I often feel like there are bigger hands at play when I’m doing this work and usually, during a project, very clear validations keep showing up to support that feeling… to confirm all the many choices I’ve had to make over the course of an entire project – ultimately, affirming that we are on the right path and to keep pushing forward.
Example: a few days prior to our trip the current edition of National Geographic Magazine came out and the cover story is about Pine Ridge. Not only is it about the EXACT area on the Rez that we are working but it features Alex and Deb White Plume, our partners for this project.
These types of magazine features are carefully constructed over a very long period of time and I, too, have been developing our project for almost a year. I had no idea about their story and they knew nothing about ours – so for both of them to come to life in the same week is remarkable to me.
View Nat Geo article below: CLICK TO VIEW
It’s an incredible article that provides a sobering look into this community and the many challenges they face. It goes back to what I said earlier about the majority of us never knowing just how tough some conditions are right here in our own country. Well Nat Geo has brought this topic to center stage and I think a lot of people are now going to take a long hard look at it. I’m inspired to shed light on a world that has been overlooked too many times, for too many years. A reality with serious needs… can only be met once those needs are known. That said, I am excited that W4W can play a part in the solution.

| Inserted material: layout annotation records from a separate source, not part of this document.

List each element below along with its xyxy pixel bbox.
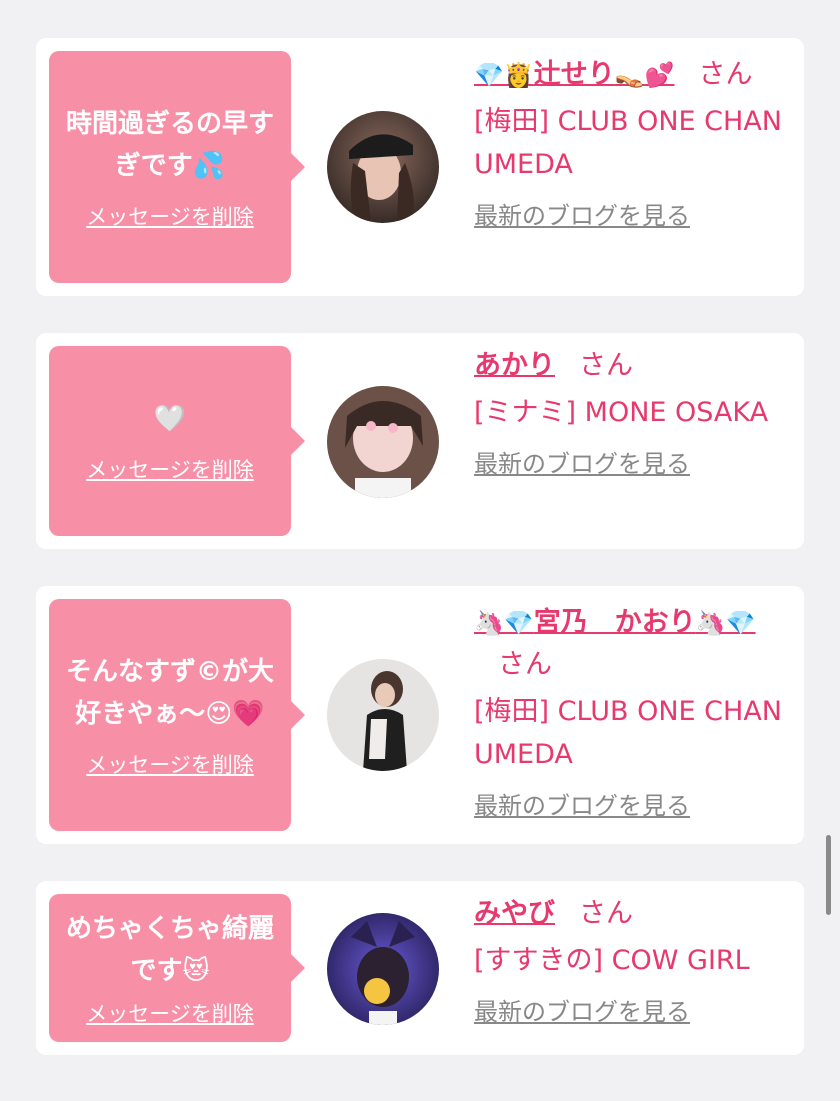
message-text: 時間過ぎるの早す ぎです💦	[65, 109, 274, 181]
sender-name-row: 💎👸辻せり👡💕 さん	[474, 54, 784, 96]
latest-blog-link[interactable]: 最新のブログを見る	[474, 196, 690, 231]
sender-info: 💎👸辻せり👡💕 さん [梅田] CLUB ONE CHAN UMEDA 最新のブロ…	[474, 54, 784, 231]
latest-blog-link[interactable]: 最新のブログを見る	[474, 786, 690, 821]
shop-name: [すすきの] COW GIRL	[474, 945, 750, 976]
sender-name: 辻せり	[533, 59, 615, 90]
sender-name-row: あかり さん	[474, 345, 784, 387]
honorific: さん	[579, 898, 633, 929]
name-prefix-emoji: 🦄💎	[474, 609, 534, 637]
sender-name-link[interactable]: 🦄💎宮乃 かおり🦄💎	[474, 607, 756, 638]
shop-name: [ミナミ] MONE OSAKA	[474, 397, 769, 428]
sender-info: 🦄💎宮乃 かおり🦄💎 さん [梅田] CLUB ONE CHAN UMEDA 最新…	[474, 602, 784, 821]
message-card: 時間過ぎるの早す ぎです💦 メッセージを削除 💎👸辻せり👡💕 さん [梅田] CL…	[36, 38, 804, 296]
honorific: さん	[498, 649, 552, 680]
avatar-photo	[327, 659, 439, 771]
message-text: そんなすず©が大 好きやぁ〜😍💗	[65, 657, 274, 729]
delete-message-link[interactable]: メッセージを削除	[86, 201, 254, 231]
avatar-photo	[327, 386, 439, 498]
delete-message-link[interactable]: メッセージを削除	[86, 998, 254, 1028]
scrollbar[interactable]	[826, 835, 831, 915]
message-card: そんなすず©が大 好きやぁ〜😍💗 メッセージを削除 🦄💎宮乃 かおり🦄💎 さん […	[36, 586, 804, 844]
avatar[interactable]	[327, 111, 439, 223]
sender-info: みやび さん [すすきの] COW GIRL 最新のブログを見る	[474, 893, 784, 1027]
avatar-photo	[327, 111, 439, 223]
sender-info: あかり さん [ミナミ] MONE OSAKA 最新のブログを見る	[474, 345, 784, 479]
avatar-photo	[327, 913, 439, 1025]
message-bubble: そんなすず©が大 好きやぁ〜😍💗 メッセージを削除	[49, 599, 305, 831]
message-text: めちゃくちゃ綺麗 です😻	[65, 914, 274, 986]
sender-name-row: 🦄💎宮乃 かおり🦄💎 さん	[474, 602, 784, 686]
honorific: さん	[579, 350, 633, 381]
sender-name-link[interactable]: みやび	[474, 898, 555, 929]
message-bubble: 時間過ぎるの早す ぎです💦 メッセージを削除	[49, 51, 305, 283]
shop-name: [梅田] CLUB ONE CHAN UMEDA	[474, 696, 782, 770]
shop-name: [梅田] CLUB ONE CHAN UMEDA	[474, 106, 782, 180]
message-bubble: めちゃくちゃ綺麗 です😻 メッセージを削除	[49, 894, 305, 1042]
sender-name: 宮乃 かおり	[533, 607, 696, 638]
sender-name-row: みやび さん	[474, 893, 784, 935]
message-bubble: 🤍 メッセージを削除	[49, 346, 305, 536]
delete-message-link[interactable]: メッセージを削除	[86, 454, 254, 484]
name-prefix-emoji: 💎👸	[474, 61, 534, 89]
sender-name-link[interactable]: あかり	[474, 350, 555, 381]
avatar[interactable]	[327, 913, 439, 1025]
sender-name: みやび	[474, 898, 555, 929]
message-card: 🤍 メッセージを削除 あかり さん [ミナミ] MONE OSAKA 最新のブログ…	[36, 333, 804, 549]
latest-blog-link[interactable]: 最新のブログを見る	[474, 444, 690, 479]
delete-message-link[interactable]: メッセージを削除	[86, 749, 254, 779]
latest-blog-link[interactable]: 最新のブログを見る	[474, 992, 690, 1027]
message-card: めちゃくちゃ綺麗 です😻 メッセージを削除 みやび さん [すすきの] COW G…	[36, 881, 804, 1055]
name-suffix-emoji: 👡💕	[614, 61, 675, 89]
honorific: さん	[698, 59, 753, 90]
message-text: 🤍	[153, 404, 187, 434]
name-suffix-emoji: 🦄💎	[695, 609, 756, 637]
avatar[interactable]	[327, 659, 439, 771]
sender-name: あかり	[474, 350, 555, 381]
sender-name-link[interactable]: 💎👸辻せり👡💕	[474, 59, 675, 90]
avatar[interactable]	[327, 386, 439, 498]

I have always looked at W4W as a catalyst, of sorts. Yes, we implement large scale programs across the world … which have an undeniable impact … but, beyond the obvious aspect of what we do, I’m aware of a deeper purpose. I see it like this – there are negative patterns that have built up over time in these places … as a result there’s a perpetual state of need that keeps feeding itself. But then something comes along that interrupts that pattern, shifting the energy – a catalyst. The trigger from this occurrence is often just the spark needed to steer things in a new direction – a better possible future.
I have seen it with my own eyes – a simple act, such as giving someone clean water, can (and does) change the course of their overall future. It causes a ripple effect that kick-starts change in many other aspects of their lives. When a village in Indonesia, Africa, or India spends half a day fetching water and the other half gathering firewood so they can boil that water – they’re left with no time for anything else. It’s just pure survival. But, providing an easy way to clean that water, eliminating the need to boil it, half of the their day is freed up to do other things – work on crafts, go to school, etc. Basically, each small act leads to large scale change. We expect this to be the case for our Pine Ridge project…
We also hope that America will uphold it’s treaties and the Black Hills will be returned to their rightful owners, the Lakota. Through our actions we make this stand: Uranium mines must be shut down and absentee mining companies held accountable for the damage they’ve done…
Before & After – White Plume site
Lastly, I hope that one day reservations across America will all exercise their right to catch the rain that falls from the sky…
PS – I’d like to throw out another BIG thank you to Amelia Barlow for helping to make this project a reality.